Une réponse à une pareille question est-elle possible, et ce qui est ultime pour la science ne l’est-il pas aussi pour la philosophie ? N’avons-nous pas une prétention excessive, et la philosophie n’est-elle pas condamnée à poursuivre vainement un objet chimérique ou à saisir des entités purement imaginaires ? Il n’y a qu’un moyen de dépasser la science et d’atteindre à une généralisation encore plus haute. Jusqu’à présent, nous avons considéré les objets de notre recherche comme des objets, c’est-à-dire comme doués, d’une manière ou de l’autre, d’une existence indépendante de nous-mêmes, des spectateurs qui les considèrent.
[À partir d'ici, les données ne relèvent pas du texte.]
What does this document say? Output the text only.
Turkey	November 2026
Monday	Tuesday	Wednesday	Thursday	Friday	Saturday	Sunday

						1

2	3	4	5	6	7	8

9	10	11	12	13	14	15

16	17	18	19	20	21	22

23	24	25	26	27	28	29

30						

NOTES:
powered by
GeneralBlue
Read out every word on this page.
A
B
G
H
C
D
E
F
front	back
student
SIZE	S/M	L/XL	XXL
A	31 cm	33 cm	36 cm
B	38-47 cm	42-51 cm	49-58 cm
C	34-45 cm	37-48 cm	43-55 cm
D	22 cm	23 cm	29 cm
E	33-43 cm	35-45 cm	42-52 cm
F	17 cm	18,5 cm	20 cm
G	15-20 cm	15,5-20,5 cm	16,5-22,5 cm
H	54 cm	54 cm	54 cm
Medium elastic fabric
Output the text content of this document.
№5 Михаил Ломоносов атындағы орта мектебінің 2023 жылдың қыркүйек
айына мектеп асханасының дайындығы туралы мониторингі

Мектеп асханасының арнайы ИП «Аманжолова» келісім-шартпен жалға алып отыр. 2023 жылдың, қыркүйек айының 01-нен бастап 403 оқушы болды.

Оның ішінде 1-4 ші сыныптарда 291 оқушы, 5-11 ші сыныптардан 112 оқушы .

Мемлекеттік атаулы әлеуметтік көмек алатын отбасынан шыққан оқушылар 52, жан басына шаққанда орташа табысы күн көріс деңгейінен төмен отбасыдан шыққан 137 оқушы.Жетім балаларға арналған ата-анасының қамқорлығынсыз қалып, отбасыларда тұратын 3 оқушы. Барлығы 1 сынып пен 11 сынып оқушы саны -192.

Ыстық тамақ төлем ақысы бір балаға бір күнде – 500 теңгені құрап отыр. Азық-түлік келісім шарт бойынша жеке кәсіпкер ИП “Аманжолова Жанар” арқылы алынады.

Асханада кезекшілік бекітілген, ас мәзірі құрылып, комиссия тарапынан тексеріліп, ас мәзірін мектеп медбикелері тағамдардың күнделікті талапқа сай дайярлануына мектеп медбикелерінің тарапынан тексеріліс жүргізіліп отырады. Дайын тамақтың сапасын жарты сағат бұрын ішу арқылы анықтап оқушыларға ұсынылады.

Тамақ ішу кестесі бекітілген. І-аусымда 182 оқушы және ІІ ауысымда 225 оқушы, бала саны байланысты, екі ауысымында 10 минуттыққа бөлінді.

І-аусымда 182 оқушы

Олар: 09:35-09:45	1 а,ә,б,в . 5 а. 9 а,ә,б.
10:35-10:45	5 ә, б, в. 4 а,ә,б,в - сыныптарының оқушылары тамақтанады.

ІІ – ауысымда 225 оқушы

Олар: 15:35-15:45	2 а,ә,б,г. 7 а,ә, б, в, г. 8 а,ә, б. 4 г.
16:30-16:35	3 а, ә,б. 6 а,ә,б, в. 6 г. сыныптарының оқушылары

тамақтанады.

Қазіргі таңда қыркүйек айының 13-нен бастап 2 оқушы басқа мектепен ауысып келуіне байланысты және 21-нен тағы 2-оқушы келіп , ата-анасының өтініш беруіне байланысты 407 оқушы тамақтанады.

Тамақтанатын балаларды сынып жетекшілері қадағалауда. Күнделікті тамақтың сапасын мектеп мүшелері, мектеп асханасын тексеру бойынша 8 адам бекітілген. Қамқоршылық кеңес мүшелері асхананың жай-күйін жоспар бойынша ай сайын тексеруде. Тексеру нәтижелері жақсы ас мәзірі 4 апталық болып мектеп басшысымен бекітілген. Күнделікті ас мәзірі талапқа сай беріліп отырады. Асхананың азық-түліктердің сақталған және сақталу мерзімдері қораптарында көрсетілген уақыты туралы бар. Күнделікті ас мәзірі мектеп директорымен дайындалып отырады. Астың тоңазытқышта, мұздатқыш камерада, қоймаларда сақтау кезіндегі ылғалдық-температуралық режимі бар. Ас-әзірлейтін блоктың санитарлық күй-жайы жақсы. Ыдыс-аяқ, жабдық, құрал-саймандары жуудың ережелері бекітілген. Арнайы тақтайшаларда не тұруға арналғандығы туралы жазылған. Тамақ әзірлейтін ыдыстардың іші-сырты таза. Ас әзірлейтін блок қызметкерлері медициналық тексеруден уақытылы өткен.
Or, ces objets ne sont que des phénomènes relativement à ceux qui les perçoivent, et le moment est venu de mettre à profit cette remarque et de nous demander ce qu’ils sont en tant qu’états de conscience, par opposition à leur caractère d’objets ou de parties d’un monde objectif. De là une nouvelle analyse, subjective cette fois, de notions véritablement irréductibles sous leur aspect objectif, c’est-à-dire telles qu’elles sont étudiées dans les sciences dont elles font la base.

En nous plaçant à ce point de vue, nous découvrons que certains modes de sensation combinés avec l’étendue et la durée sont les éléments constitutifs de toutes ces notions ultimes. La notion de mouvement, par exemple, se réduit non à celle d’un simple changement de sensations, mais à celle du changement de leur position dans l’espace, prenant place dans la succession du temps. La notion de cette chose solide et résistante que nous appelons matière se ramène, d’une manière générale, à celle de certaines sensations de la vue combinées avec d’autres sensations du toucher ou de la tension musculaire.

Au delà de cette analyse subjective, nous ne concevons pas qu’il soit possible d’aboutir à une plus haute abstraction ; elle est aussi le dernier objet de la philosophie, mais cet objet la distingue des sciences, en fait une science à part. Celles-là traitent des choses, de leurs notions objectives ; celle-ci étudie le caractère subjectif de ces notions.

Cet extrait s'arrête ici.